The cadence of all these meetings should be – first you talk with the managers.  Now they’ve probably already been involved in the selection process, so on the day of they will be well aware of what’s going on.  But weeks prior to that – you need to prepare yourself for the initial meeting you’ll have with the managers to let them know the company has to do some budget cutting.

It’s important to think through these discussions before you have them, because although the managers are part of the group that’s ‘in the tent’; it doesn’t mean they’ll stop thinking about, and being concerned about, any impact this all might have for them.  So be prepared to address their personal concerns too – remember, they’re not just managers, they’re team members as well.

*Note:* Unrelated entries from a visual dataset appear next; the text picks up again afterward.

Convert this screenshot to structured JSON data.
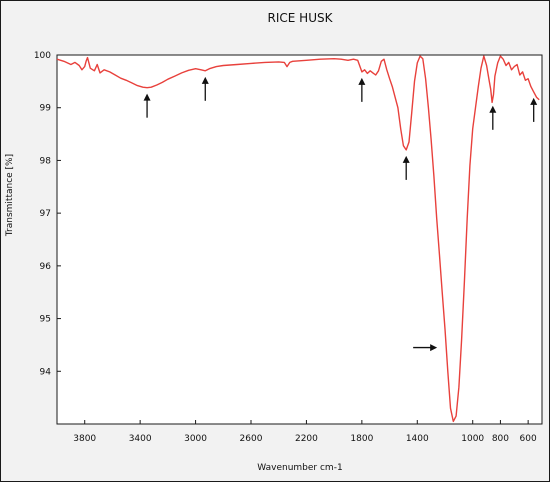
{
  "chart_data": {
    "type": "line",
    "title": "RICE HUSK",
    "xlabel": "Wavenumber cm-1",
    "ylabel": "Transmittance [%]",
    "x_reversed": true,
    "xlim": [
      4000,
      500
    ],
    "ylim": [
      93.0,
      100.0
    ],
    "x_ticks": [
      3800,
      3400,
      3000,
      2600,
      2200,
      1800,
      1400,
      1000,
      800,
      600
    ],
    "y_ticks": [
      94,
      95,
      96,
      97,
      98,
      99,
      100
    ],
    "grid": false,
    "series": [
      {
        "color": "#e8413c",
        "points": [
          [
            4000,
            99.92
          ],
          [
            3950,
            99.88
          ],
          [
            3900,
            99.82
          ],
          [
            3870,
            99.86
          ],
          [
            3840,
            99.8
          ],
          [
            3820,
            99.72
          ],
          [
            3800,
            99.78
          ],
          [
            3790,
            99.88
          ],
          [
            3780,
            99.95
          ],
          [
            3760,
            99.75
          ],
          [
            3730,
            99.7
          ],
          [
            3710,
            99.82
          ],
          [
            3690,
            99.66
          ],
          [
            3660,
            99.72
          ],
          [
            3620,
            99.68
          ],
          [
            3580,
            99.62
          ],
          [
            3540,
            99.56
          ],
          [
            3500,
            99.52
          ],
          [
            3460,
            99.47
          ],
          [
            3420,
            99.42
          ],
          [
            3380,
            99.39
          ],
          [
            3350,
            99.38
          ],
          [
            3320,
            99.39
          ],
          [
            3280,
            99.43
          ],
          [
            3240,
            99.48
          ],
          [
            3200,
            99.54
          ],
          [
            3150,
            99.6
          ],
          [
            3100,
            99.66
          ],
          [
            3050,
            99.71
          ],
          [
            3000,
            99.74
          ],
          [
            2960,
            99.72
          ],
          [
            2930,
            99.7
          ],
          [
            2900,
            99.74
          ],
          [
            2850,
            99.78
          ],
          [
            2800,
            99.8
          ],
          [
            2700,
            99.82
          ],
          [
            2600,
            99.84
          ],
          [
            2500,
            99.86
          ],
          [
            2400,
            99.87
          ],
          [
            2360,
            99.86
          ],
          [
            2340,
            99.78
          ],
          [
            2320,
            99.86
          ],
          [
            2300,
            99.88
          ],
          [
            2200,
            99.9
          ],
          [
            2100,
            99.92
          ],
          [
            2000,
            99.93
          ],
          [
            1950,
            99.92
          ],
          [
            1900,
            99.9
          ],
          [
            1860,
            99.92
          ],
          [
            1830,
            99.9
          ],
          [
            1800,
            99.68
          ],
          [
            1780,
            99.72
          ],
          [
            1760,
            99.65
          ],
          [
            1740,
            99.7
          ],
          [
            1720,
            99.66
          ],
          [
            1700,
            99.62
          ],
          [
            1680,
            99.7
          ],
          [
            1660,
            99.88
          ],
          [
            1640,
            99.92
          ],
          [
            1620,
            99.72
          ],
          [
            1600,
            99.55
          ],
          [
            1580,
            99.4
          ],
          [
            1560,
            99.2
          ],
          [
            1540,
            99.0
          ],
          [
            1520,
            98.6
          ],
          [
            1500,
            98.28
          ],
          [
            1480,
            98.2
          ],
          [
            1460,
            98.35
          ],
          [
            1440,
            98.9
          ],
          [
            1420,
            99.5
          ],
          [
            1400,
            99.85
          ],
          [
            1380,
            99.98
          ],
          [
            1360,
            99.93
          ],
          [
            1340,
            99.55
          ],
          [
            1320,
            99.0
          ],
          [
            1300,
            98.4
          ],
          [
            1280,
            97.7
          ],
          [
            1260,
            96.9
          ],
          [
            1240,
            96.2
          ],
          [
            1220,
            95.5
          ],
          [
            1200,
            94.8
          ],
          [
            1180,
            94.0
          ],
          [
            1160,
            93.3
          ],
          [
            1140,
            93.05
          ],
          [
            1120,
            93.15
          ],
          [
            1100,
            93.7
          ],
          [
            1080,
            94.6
          ],
          [
            1060,
            95.7
          ],
          [
            1040,
            96.9
          ],
          [
            1020,
            97.9
          ],
          [
            1000,
            98.6
          ],
          [
            980,
            99.0
          ],
          [
            960,
            99.4
          ],
          [
            940,
            99.75
          ],
          [
            920,
            99.98
          ],
          [
            900,
            99.8
          ],
          [
            880,
            99.5
          ],
          [
            870,
            99.35
          ],
          [
            860,
            99.1
          ],
          [
            850,
            99.25
          ],
          [
            840,
            99.6
          ],
          [
            820,
            99.85
          ],
          [
            800,
            99.98
          ],
          [
            780,
            99.92
          ],
          [
            760,
            99.8
          ],
          [
            740,
            99.86
          ],
          [
            720,
            99.72
          ],
          [
            700,
            99.78
          ],
          [
            680,
            99.82
          ],
          [
            660,
            99.62
          ],
          [
            640,
            99.68
          ],
          [
            620,
            99.52
          ],
          [
            600,
            99.55
          ],
          [
            580,
            99.4
          ],
          [
            560,
            99.3
          ],
          [
            540,
            99.2
          ],
          [
            520,
            99.15
          ]
        ]
      }
    ],
    "annotations": [
      {
        "type": "arrow-up",
        "x": 3350,
        "y": 99.38
      },
      {
        "type": "arrow-up",
        "x": 2930,
        "y": 99.7
      },
      {
        "type": "arrow-up",
        "x": 1800,
        "y": 99.68
      },
      {
        "type": "arrow-up",
        "x": 1480,
        "y": 98.2
      },
      {
        "type": "arrow-right",
        "x": 1235,
        "y": 94.45
      },
      {
        "type": "arrow-up",
        "x": 855,
        "y": 99.15
      },
      {
        "type": "arrow-up",
        "x": 560,
        "y": 99.3
      }
    ]
  }
}
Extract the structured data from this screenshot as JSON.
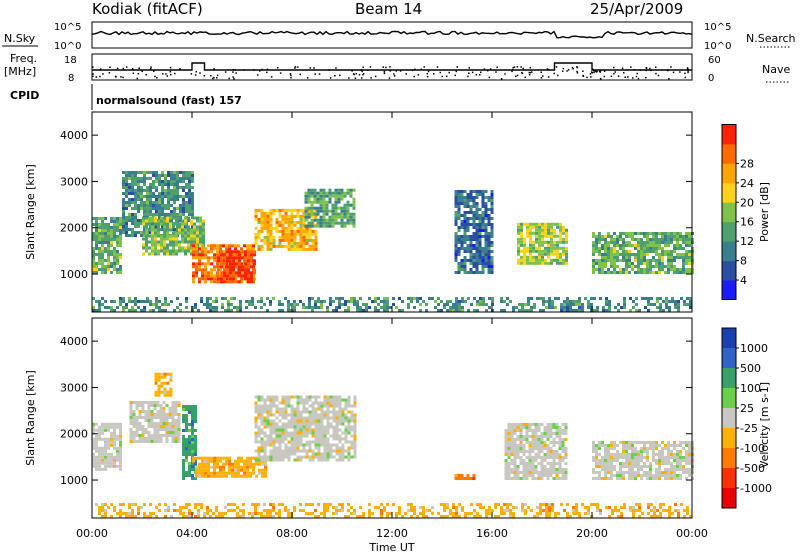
{
  "header": {
    "station": "Kodiak (fitACF)",
    "beam": "Beam 14",
    "date": "25/Apr/2009"
  },
  "labels": {
    "nsky": "N.Sky",
    "nsky_hi": "10^5",
    "nsky_lo": "10^0",
    "nsearch": "N.Search",
    "nsearch_hi": "10^5",
    "nsearch_lo": "10^0",
    "freq": "Freq.",
    "freq_unit": "[MHz]",
    "freq_hi": "18",
    "freq_lo": "8",
    "nave": "Nave",
    "nave_hi": "60",
    "nave_lo": "0",
    "cpid": "CPID",
    "program": "normalsound (fast) 157"
  },
  "chart_data": [
    {
      "type": "heatmap",
      "name": "power",
      "ylabel": "Slant Range [km]",
      "xlabel": "",
      "xlim": [
        0,
        24
      ],
      "ylim": [
        180,
        4500
      ],
      "yticks": [
        1000,
        2000,
        3000,
        4000
      ],
      "colorbar": {
        "label": "Power [dB]",
        "ticks": [
          "4",
          "8",
          "12",
          "16",
          "20",
          "24",
          "28"
        ],
        "colors": [
          "#1a1aff",
          "#2a4fa0",
          "#3b7f8f",
          "#4fa06e",
          "#7fc24a",
          "#ffd21a",
          "#ffa500",
          "#ff6a00",
          "#ff2200"
        ],
        "range": [
          0,
          30
        ]
      },
      "regions": [
        {
          "t": [
            0.0,
            1.2
          ],
          "r": [
            1000,
            2200
          ],
          "v": 13
        },
        {
          "t": [
            1.2,
            4.0
          ],
          "r": [
            1800,
            3200
          ],
          "v": 10
        },
        {
          "t": [
            2.0,
            4.5
          ],
          "r": [
            1400,
            2200
          ],
          "v": 14
        },
        {
          "t": [
            4.0,
            6.5
          ],
          "r": [
            800,
            1600
          ],
          "v": 24
        },
        {
          "t": [
            5.0,
            6.5
          ],
          "r": [
            800,
            1500
          ],
          "v": 27
        },
        {
          "t": [
            6.5,
            9.0
          ],
          "r": [
            1500,
            2400
          ],
          "v": 20
        },
        {
          "t": [
            8.5,
            10.5
          ],
          "r": [
            2000,
            2800
          ],
          "v": 12
        },
        {
          "t": [
            14.5,
            16.0
          ],
          "r": [
            1000,
            2800
          ],
          "v": 7
        },
        {
          "t": [
            17.0,
            19.0
          ],
          "r": [
            1200,
            2100
          ],
          "v": 16
        },
        {
          "t": [
            20.0,
            24.0
          ],
          "r": [
            1000,
            1900
          ],
          "v": 13
        },
        {
          "t": [
            0.0,
            24.0
          ],
          "r": [
            180,
            500
          ],
          "v": 10
        }
      ]
    },
    {
      "type": "heatmap",
      "name": "velocity",
      "ylabel": "Slant Range [km]",
      "xlabel": "Time UT",
      "xlim": [
        0,
        24
      ],
      "ylim": [
        180,
        4500
      ],
      "yticks": [
        1000,
        2000,
        3000,
        4000
      ],
      "xticks": [
        "00:00",
        "04:00",
        "08:00",
        "12:00",
        "16:00",
        "20:00",
        "00:00"
      ],
      "colorbar": {
        "label": "Velocity [m s-1]",
        "ticks": [
          "1000",
          "500",
          "100",
          "25",
          "-25",
          "-100",
          "-500",
          "-1000"
        ],
        "colors": [
          "#1a3fb0",
          "#2f63c8",
          "#3aa06a",
          "#6ad04a",
          "#c8c8c0",
          "#ffb000",
          "#ff7a00",
          "#ff3000",
          "#e80000"
        ]
      },
      "regions": [
        {
          "t": [
            0.0,
            1.2
          ],
          "r": [
            1200,
            2200
          ],
          "c": 4
        },
        {
          "t": [
            1.5,
            3.5
          ],
          "r": [
            1800,
            2700
          ],
          "c": 4
        },
        {
          "t": [
            2.5,
            3.2
          ],
          "r": [
            2800,
            3300
          ],
          "c": 5
        },
        {
          "t": [
            3.6,
            4.2
          ],
          "r": [
            1000,
            2600
          ],
          "c": 2
        },
        {
          "t": [
            4.0,
            7.0
          ],
          "r": [
            1050,
            1500
          ],
          "c": 5
        },
        {
          "t": [
            6.5,
            10.5
          ],
          "r": [
            1400,
            2800
          ],
          "c": 4
        },
        {
          "t": [
            14.5,
            15.3
          ],
          "r": [
            1000,
            1100
          ],
          "c": 6
        },
        {
          "t": [
            16.5,
            19.0
          ],
          "r": [
            1000,
            2200
          ],
          "c": 4
        },
        {
          "t": [
            20.0,
            24.0
          ],
          "r": [
            1000,
            1800
          ],
          "c": 4
        },
        {
          "t": [
            0.0,
            24.0
          ],
          "r": [
            180,
            450
          ],
          "c": 5
        }
      ]
    }
  ]
}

OK, so manager communication is first.  Next, discuss the plan with your board or investors – if that’s appropriate.  This depends on the situation; the size of the layoff, the relationship with the investors, their role (if any) in the company.  You’ll know this better than me – I’m just saying that if you need to tell someone, tell them next – after you’ve identified the plan with the managers.

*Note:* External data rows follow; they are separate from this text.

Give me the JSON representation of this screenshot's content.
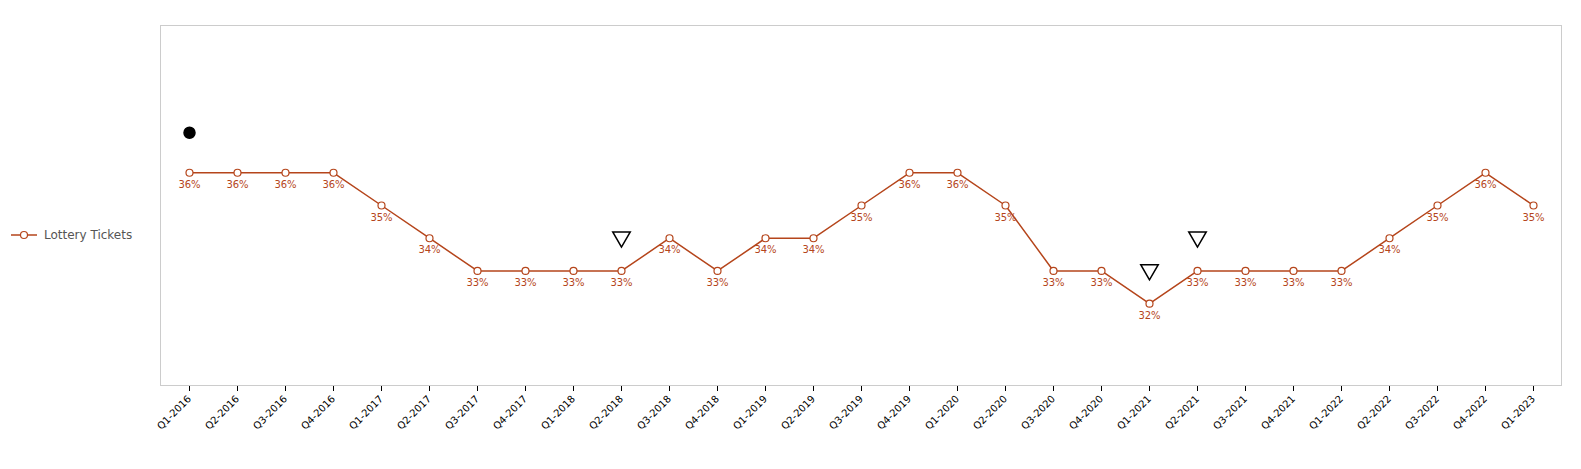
{
  "chart_data": {
    "type": "line",
    "categories": [
      "Q1-2016",
      "Q2-2016",
      "Q3-2016",
      "Q4-2016",
      "Q1-2017",
      "Q2-2017",
      "Q3-2017",
      "Q4-2017",
      "Q1-2018",
      "Q2-2018",
      "Q3-2018",
      "Q4-2018",
      "Q1-2019",
      "Q2-2019",
      "Q3-2019",
      "Q4-2019",
      "Q1-2020",
      "Q2-2020",
      "Q3-2020",
      "Q4-2020",
      "Q1-2021",
      "Q2-2021",
      "Q3-2021",
      "Q4-2021",
      "Q1-2022",
      "Q2-2022",
      "Q3-2022",
      "Q4-2022",
      "Q1-2023"
    ],
    "series": [
      {
        "name": "Lottery Tickets",
        "color": "#B5451B",
        "marker": "circle",
        "values": [
          36,
          36,
          36,
          36,
          35,
          34,
          33,
          33,
          33,
          33,
          34,
          33,
          34,
          34,
          35,
          36,
          36,
          35,
          33,
          33,
          32,
          33,
          33,
          33,
          33,
          34,
          35,
          36,
          35
        ],
        "value_labels": [
          "36%",
          "36%",
          "36%",
          "36%",
          "35%",
          "34%",
          "33%",
          "33%",
          "33%",
          "33%",
          "34%",
          "33%",
          "34%",
          "34%",
          "35%",
          "36%",
          "36%",
          "35%",
          "33%",
          "33%",
          "32%",
          "33%",
          "33%",
          "33%",
          "33%",
          "34%",
          "35%",
          "36%",
          "35%"
        ]
      }
    ],
    "annotations": [
      {
        "category": "Q1-2016",
        "marker": "circle",
        "color": "black"
      },
      {
        "category": "Q2-2018",
        "marker": "triangle_down",
        "color": "black"
      },
      {
        "category": "Q1-2021",
        "marker": "triangle_down",
        "color": "black"
      },
      {
        "category": "Q2-2021",
        "marker": "triangle_down",
        "color": "black"
      }
    ],
    "ylim": [
      29.5,
      40.5
    ],
    "data_labels": true,
    "tick_labels": "x",
    "legend": "left",
    "grid": false
  }
}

Then on the day of – you, or you and the managers, are going to have one on one meetings with each impacted employee.

And please, I beg you – make it in person.  And if there is absolutely no way you can do it in person, then at minimum it has to be a video call.  Never, I repeat, never via eMail or chat or some other non-interactive medium.  It may be easier for you, but it shows huge disrespect for the employee – no person – that’s losing their job.  Let them keep their dignity, and feel like they were treated like a human.

A side note here – if one of the folks be eliminated is a manager – then the next group to speak with is their team.  Tell them the manager is leaving, tell them who will be taking over in the interim or who will be their new permanent manager.  And make sure all tech, platforms and processes are updated quickly – things like PTO or timecard approval processes etc.

And finally, on that same day, you – as the CEO, will have to address the whole company.

Be clear, be specific, look toward the future.  And, let them know you’re available to speak with anyone that has any questions.  Thank them for their continued commitment and talent, and let’s get back to work.

Now, although your instinct might be to go in your office and close the door for the rest of the day – that is absolutely the wrong thing to do.  As the leader, it’s critical that you remain highly visible and available to everyone.  Now I don’t mean walk around asking people how they’re doing – you have to let them process.  But be a presence, take a couple of turns through the office, go to the kitchen to get coffee, make yourself visible.

Listen – layoffs will be one of the hardest things you’ll do as a leader and a person.  But you have to remember, your most important job is to keep the company healthy so it can continue to support as many jobs as possible.

It may not be the easiest thing to do all the time, but it comes with the territory.  And you’ll live to fight, and win, another day.